You may be wondering, if I feel so safe then why would I write about such a topic? Sadly, last week, news broke of a real estate agent in Arkansas who was found dead. The man accused of her abduction and murder said, “[She was targeted] Because she was just a woman that worked alone – a rich broker.”
It is very sad that he felt that way and more so that he felt that he could take advantage of her perceived privileged life. Unfortunately, while most people are generally good there are a few jerks out there hoping to make a profit from someone else’s loss. With some preparation and street smarts you can lessen your chances of them targeting you.
- Always be aware of your surroundings. Know who is around you at all times. If someone is following you (probably because they are going the same direction) keep an eye on them in the reflections of passing buildings and listen to their footsteps to be sure they aren’t speeding up or following an awkward pattern. Look (with just your eyes) underneath cars in a parking lot for shadows or people hiding out.
- Talk to strangers on the street with caution. If they need directions they will usually say so immediately. If you aren’t clear on why they are talking at you or they ask for money it’s ok to ignore them or say a quick “no”.
- Keep your purse closed and your belongings put away. Keep the zippers of your bags in front of you or under a flap so they can’t be accessed without your knowledge.

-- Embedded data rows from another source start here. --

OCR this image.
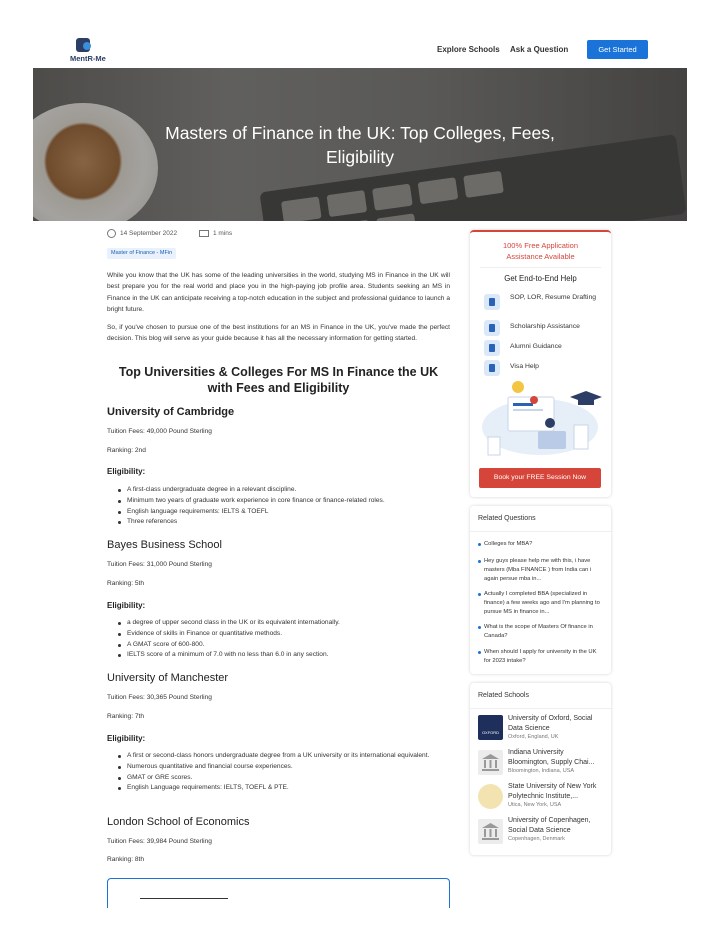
MentR-Me
Explore Schools Ask a Question	Get Started
Masters of Finance in the UK: Top Colleges, Fees,
Eligibility
14 September 2022	1 mins
Master of Finance - MFin
While you know that the UK has some of the leading universities in the world, studying MS in Finance in the UK will best prepare you for the real world and place you in the high-paying job profile area. Students seeking an MS in Finance in the UK can anticipate receiving a top-notch education in the subject and professional guidance to launch a bright future.
So, if you've chosen to pursue one of the best institutions for an MS in Finance in the UK, you've made the perfect decision. This blog will serve as your guide because it has all the necessary information for getting started.
Top Universities & Colleges For MS In Finance the UK
with Fees and Eligibility
University of Cambridge
Tuition Fees: 49,000 Pound Sterling
Ranking: 2nd
Eligibility:
A first-class undergraduate degree in a relevant discipline.
Minimum two years of graduate work experience in core finance or finance-related roles.
English language requirements: IELTS & TOEFL
Three references
Bayes Business School
Tuition Fees: 31,000 Pound Sterling
Ranking: 5th
Eligibility:
a degree of upper second class in the UK or its equivalent internationally.
Evidence of skills in Finance or quantitative methods.
A GMAT score of 600-800.
IELTS score of a minimum of 7.0 with no less than 6.0 in any section.
University of Manchester
Tuition Fees: 30,365 Pound Sterling
Ranking: 7th
Eligibility:
A first or second-class honors undergraduate degree from a UK university or its international equivalent.
Numerous quantitative and financial course experiences.
GMAT or GRE scores.
English Language requirements: IELTS, TOEFL & PTE.
London School of Economics
Tuition Fees: 39,984 Pound Sterling
Ranking: 8th
100% Free Application
Assistance Available
Get End-to-End Help
SOP, LOR, Resume Drafting
Scholarship Assistance
Alumni Guidance
Visa Help
Book your FREE Session Now
Related Questions
Colleges for MBA?
Hey guys please help me with this, i have masters (Mba FINANCE ) from India can i again persue mba in...
Actually I completed BBA (specialized in finance) a few weeks ago and I'm planning to pursue MS in finance in...
What is the scope of Masters Of finance in Canada?
When should I apply for university in the UK for 2023 intake?
Related Schools
OXFORD
University of Oxford, Social Data Science
Oxford, England, UK
Indiana University Bloomington, Supply Chai...
Bloomington, Indiana, USA
State University of New York Polytechnic Institute,...
Utica, New York, USA
University of Copenhagen, Social Data Science
Copenhagen, Denmark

If you are buying a backpack choose one with loud zippers, so you can hear if someone is messing with one.
- When sitting on public transportation keep your bag in your lap with at least one arm through a strap. If you are going to look at your phone, keep it behind the bag on your lap, so the bag acts as a barrier between the phone and standing passengers.
- When meeting a stranger, let a friend know where you will be and the timeframe of your meeting. If you are uncomfortable call your friend and keep them on the line so they can listen for trouble. You might also ask your friend to meet you at the same location a few minutes later. In that case tell the stranger that your friend is on his/her way. Also, Google and check the public records for details about the person you are meeting. The public records can show you if that person has a criminal history and social media will likely tell you if you know the same people.
- If you feel a real sense of danger hold your keys in your fist with some of the keys sticking through, between your fingers, a la Edward Scissorhands, Freddy, or the Wolverine. If you are wearing stilettos you could seriously injure anyone who grabs you from behind by putting your ankle against his/her knee and stomping down along his/her leg, this will hurt regardless of your footwear. If someone grabs your arm from in front twist your arm away from his/her thumb, towards the other fingers, causing his/her arm to twist and release. For the record, I have never had to use any of the above three self-defense tricks. However, I feel safe knowing what they are.
- Finally, one of the best ways to be safe is to communicate! Strike up a conversation with the person next to you on the train or at the cafe. Smile at people as you walk by and say “good day!” After all, one of the number one reasons people say they feel safe in their town is because they know everyone!